Wow! OK, don't take this the wrong way, but I am a little concerned with your design. 

I have been told that I can be overcautious, but that is because I have quite a few years of experience as a high-power communications and radar technician. I was present when a co-worker accidentally killed himself with high voltage, and I have been called-in to repair systems after the previous technician was electrocuted. I believe I have a basis for my cautious nature.

First, I am uncomfortable with you bringing the 144V into the passenger compartment. I see that you have the breaker properly mounted and well insulated, but still, I would have put it in the motor compartment and used an insulated 'trip-line' to turn off the breaker remotely in the event of a problem.
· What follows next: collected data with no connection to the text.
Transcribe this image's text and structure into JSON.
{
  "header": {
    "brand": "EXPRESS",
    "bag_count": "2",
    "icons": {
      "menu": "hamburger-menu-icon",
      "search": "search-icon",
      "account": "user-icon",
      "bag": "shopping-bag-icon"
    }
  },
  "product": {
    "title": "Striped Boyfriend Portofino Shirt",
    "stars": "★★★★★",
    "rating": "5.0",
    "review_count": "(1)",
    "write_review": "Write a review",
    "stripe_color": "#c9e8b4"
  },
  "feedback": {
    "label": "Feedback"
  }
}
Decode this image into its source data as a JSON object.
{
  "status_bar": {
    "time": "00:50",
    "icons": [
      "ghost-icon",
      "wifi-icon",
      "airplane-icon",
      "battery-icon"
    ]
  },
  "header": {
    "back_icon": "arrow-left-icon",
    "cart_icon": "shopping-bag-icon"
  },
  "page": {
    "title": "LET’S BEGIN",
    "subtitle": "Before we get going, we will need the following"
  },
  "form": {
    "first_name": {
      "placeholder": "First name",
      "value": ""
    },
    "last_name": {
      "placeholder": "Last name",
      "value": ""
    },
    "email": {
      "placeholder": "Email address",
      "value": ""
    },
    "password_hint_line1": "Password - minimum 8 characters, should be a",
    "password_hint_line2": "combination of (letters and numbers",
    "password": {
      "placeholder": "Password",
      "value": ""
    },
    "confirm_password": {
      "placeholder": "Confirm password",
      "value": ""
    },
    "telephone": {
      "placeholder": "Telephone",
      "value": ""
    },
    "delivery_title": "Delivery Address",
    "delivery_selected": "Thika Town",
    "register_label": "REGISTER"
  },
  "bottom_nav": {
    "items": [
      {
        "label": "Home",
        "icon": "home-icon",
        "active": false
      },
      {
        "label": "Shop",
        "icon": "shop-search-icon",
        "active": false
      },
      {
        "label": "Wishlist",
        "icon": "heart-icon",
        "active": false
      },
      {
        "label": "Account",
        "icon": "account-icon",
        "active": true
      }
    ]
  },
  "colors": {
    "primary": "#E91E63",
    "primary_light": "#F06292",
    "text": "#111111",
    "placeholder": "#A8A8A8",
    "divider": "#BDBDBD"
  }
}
Next, I gather from your description that your contactor is on when you connect the 12V power under the hood. I would like to see a 12V switch accessible to the driver (e.g. the ignition key or a 'panic button') that would turn off the contactor.

Since you turned off the high-voltage before you powered down the contactor then the failure mode I was anticipating was avoided. You contactor had no current flowing through it when you powered it down.

Finally, I have a nagging suspicion about why your Kelley controller failed. A Curtis controller rated for 144V has a MAXIMUM voltage rating of around 160V. This is because a fully charged 144V Lead-Acid battery will be at about 156V. Likewise a fully charged 120V LA battery will be at about 135V, so a 120V controller should be able to handle at-least 140V to 145V (Maximum rating).
My GUESS is that a 144V Kelley controller is 144V-MAX and, therefore, is only good for a 120V battery. Mind you, this is only a GUESS.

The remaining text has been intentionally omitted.